Long ago I was a professional (ha!) Drupal developer, so I maintained my own personal website with Drupal for a while. Way overkill for simple portfolio and blog sites. I’ve been using self-hosted Wordpress for the last 8 years or so. I’ve never had a problem with security by following all the recommended practices: keep WP and all plugins and themes up to date, use the minimum number of plugins possible for the functionality you need, and delete all unused plugins and themes. (If a plugin’s PHP files are on your server, they may still be exploitable even if the plugin is disabled).

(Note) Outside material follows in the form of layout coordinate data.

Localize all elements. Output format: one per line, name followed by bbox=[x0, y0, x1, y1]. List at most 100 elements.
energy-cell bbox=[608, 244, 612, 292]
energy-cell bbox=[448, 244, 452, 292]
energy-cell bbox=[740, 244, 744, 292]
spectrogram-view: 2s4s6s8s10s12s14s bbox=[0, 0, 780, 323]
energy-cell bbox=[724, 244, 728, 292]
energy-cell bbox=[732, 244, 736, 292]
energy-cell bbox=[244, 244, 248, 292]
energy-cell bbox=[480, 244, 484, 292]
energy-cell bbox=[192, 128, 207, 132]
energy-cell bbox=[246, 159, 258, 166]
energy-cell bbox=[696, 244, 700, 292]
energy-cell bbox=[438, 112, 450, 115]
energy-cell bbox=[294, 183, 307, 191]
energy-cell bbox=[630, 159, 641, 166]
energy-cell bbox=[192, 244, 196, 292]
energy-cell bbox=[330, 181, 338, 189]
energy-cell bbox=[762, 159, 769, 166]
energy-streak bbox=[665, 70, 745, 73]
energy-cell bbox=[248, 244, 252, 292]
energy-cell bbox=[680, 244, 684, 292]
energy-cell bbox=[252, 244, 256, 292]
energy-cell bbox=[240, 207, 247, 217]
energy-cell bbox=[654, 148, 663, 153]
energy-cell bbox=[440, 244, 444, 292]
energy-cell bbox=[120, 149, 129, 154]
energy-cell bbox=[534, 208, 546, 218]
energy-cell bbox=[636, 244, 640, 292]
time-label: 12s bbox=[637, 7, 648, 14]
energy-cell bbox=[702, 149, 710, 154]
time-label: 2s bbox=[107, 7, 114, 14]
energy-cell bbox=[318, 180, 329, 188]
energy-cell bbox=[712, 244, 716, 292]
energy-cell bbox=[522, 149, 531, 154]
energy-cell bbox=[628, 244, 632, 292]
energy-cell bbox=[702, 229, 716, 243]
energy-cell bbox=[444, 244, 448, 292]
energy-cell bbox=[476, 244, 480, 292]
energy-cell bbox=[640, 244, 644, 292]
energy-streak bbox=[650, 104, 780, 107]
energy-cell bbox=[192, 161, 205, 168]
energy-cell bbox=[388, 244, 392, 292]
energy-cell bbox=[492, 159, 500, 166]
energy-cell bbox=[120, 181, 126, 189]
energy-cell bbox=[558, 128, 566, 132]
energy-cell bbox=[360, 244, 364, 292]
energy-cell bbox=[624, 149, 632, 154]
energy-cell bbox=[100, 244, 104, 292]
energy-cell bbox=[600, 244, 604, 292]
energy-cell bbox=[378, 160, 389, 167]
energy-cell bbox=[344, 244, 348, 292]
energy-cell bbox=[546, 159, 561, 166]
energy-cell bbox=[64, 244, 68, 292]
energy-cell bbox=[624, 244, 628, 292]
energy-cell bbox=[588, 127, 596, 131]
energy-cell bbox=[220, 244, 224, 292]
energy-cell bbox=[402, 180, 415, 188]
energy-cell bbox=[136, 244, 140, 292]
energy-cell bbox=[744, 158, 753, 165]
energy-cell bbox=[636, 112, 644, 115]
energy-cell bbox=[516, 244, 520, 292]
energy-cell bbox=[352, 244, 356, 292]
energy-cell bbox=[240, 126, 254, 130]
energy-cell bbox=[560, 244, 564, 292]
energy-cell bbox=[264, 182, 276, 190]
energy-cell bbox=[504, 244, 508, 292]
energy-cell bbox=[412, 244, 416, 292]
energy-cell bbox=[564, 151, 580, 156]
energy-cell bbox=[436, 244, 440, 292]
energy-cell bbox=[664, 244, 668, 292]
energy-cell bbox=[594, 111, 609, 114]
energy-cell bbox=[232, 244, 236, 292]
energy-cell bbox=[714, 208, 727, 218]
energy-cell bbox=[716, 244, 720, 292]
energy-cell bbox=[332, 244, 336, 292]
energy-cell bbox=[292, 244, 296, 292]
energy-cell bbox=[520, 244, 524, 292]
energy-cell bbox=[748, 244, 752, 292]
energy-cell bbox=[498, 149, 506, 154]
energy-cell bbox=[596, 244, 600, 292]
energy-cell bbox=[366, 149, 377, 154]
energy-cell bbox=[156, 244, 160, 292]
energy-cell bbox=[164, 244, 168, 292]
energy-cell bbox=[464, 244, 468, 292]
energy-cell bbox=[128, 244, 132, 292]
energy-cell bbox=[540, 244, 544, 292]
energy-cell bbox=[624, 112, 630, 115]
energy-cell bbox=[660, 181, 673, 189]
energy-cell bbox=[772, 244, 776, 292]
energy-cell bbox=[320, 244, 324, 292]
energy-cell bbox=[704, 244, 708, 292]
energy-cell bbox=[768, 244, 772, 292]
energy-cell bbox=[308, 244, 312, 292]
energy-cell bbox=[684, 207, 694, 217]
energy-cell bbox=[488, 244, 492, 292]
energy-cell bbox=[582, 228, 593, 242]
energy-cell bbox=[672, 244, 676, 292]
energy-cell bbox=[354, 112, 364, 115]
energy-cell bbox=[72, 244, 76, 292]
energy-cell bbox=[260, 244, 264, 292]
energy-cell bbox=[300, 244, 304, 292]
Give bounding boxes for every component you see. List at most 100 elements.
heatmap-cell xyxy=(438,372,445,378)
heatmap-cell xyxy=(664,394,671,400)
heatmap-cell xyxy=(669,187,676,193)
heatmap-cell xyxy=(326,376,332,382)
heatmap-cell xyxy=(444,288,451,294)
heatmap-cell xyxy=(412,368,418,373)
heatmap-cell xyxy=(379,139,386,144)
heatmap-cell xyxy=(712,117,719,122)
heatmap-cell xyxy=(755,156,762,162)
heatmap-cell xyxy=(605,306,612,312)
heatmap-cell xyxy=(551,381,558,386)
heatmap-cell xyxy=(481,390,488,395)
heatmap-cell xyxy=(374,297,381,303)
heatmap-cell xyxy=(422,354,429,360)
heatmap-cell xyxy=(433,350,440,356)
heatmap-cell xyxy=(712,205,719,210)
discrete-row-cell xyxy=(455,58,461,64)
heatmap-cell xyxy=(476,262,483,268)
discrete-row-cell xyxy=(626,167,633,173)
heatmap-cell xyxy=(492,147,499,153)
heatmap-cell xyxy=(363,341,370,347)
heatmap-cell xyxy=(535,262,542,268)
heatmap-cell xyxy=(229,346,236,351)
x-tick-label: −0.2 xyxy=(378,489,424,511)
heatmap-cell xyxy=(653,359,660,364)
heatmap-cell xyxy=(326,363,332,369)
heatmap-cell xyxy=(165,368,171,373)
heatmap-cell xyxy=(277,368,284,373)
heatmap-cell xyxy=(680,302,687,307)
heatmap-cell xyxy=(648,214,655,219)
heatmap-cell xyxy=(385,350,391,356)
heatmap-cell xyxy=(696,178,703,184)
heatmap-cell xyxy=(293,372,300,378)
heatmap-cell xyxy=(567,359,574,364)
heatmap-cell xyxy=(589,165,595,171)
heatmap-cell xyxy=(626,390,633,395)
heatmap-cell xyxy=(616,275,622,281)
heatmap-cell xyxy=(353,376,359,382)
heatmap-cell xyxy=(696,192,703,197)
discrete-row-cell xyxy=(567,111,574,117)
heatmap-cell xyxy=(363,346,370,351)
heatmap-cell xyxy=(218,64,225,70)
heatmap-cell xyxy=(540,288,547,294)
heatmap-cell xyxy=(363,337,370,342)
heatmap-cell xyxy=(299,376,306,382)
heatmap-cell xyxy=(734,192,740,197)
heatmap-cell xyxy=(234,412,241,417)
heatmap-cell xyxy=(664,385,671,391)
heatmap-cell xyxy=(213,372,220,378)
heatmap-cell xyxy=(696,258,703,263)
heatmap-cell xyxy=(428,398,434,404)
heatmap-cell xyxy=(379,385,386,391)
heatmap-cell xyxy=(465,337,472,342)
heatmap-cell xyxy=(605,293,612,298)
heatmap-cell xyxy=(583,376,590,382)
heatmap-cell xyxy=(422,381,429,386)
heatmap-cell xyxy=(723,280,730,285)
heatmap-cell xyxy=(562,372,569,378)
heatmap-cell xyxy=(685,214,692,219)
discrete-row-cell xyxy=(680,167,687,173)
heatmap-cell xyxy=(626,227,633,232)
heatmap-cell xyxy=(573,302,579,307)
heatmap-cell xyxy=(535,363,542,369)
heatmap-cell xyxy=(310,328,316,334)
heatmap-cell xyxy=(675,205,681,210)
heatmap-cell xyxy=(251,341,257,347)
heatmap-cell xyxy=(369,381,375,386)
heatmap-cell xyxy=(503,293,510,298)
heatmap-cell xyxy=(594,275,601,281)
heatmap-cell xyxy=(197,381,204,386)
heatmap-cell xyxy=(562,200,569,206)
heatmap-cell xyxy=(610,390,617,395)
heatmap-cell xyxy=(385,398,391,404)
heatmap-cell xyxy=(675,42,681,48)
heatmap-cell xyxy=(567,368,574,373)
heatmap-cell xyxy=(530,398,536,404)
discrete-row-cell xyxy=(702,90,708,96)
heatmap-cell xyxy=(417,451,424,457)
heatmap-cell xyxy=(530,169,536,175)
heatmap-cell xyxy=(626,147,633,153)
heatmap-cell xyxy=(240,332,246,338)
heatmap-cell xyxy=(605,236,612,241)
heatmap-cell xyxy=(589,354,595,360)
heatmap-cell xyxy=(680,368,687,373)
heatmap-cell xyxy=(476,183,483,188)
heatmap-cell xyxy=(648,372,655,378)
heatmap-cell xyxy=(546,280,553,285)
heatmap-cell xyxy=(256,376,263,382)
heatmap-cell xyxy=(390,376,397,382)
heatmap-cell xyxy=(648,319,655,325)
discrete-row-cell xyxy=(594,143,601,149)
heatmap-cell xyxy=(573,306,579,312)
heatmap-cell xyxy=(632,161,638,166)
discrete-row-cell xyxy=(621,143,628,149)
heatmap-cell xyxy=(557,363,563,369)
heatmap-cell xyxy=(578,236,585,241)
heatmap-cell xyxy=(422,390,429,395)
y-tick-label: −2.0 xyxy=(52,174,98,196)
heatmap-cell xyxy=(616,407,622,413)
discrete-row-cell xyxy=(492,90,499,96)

I’m a geek who checks the web server logs several times a week. I am amazed by the number of attacks from script kiddies that come in every single day. I see attacks against WP, Drupal, misconfigured Linux file permissions, and many I don’t recognize. I tweaked my web server configuration (Apache .htaccess file) to add extra layers of security for many common exploit attempts I see. Example: I block all access to wp-login and wp-admin pages (except from my own IP address). I also block access to the wp-json API and xmlrpc. There exist security plugins that will do these things, but that means having more plugins installed that themselves might have vulnerabilities.
After reading this thread I’m likely to switch to a static website generator. If you want a fast website, much of the complexity of running WP is setting up and maintaining the caching infrastructure. Using a static website generator will remove tons of complexity in my configuration around performance and security and backups.
I use namecheap for domain registrations and dreamhost for web hosting. I still plan to use them with whatever static website generator I end up choosing.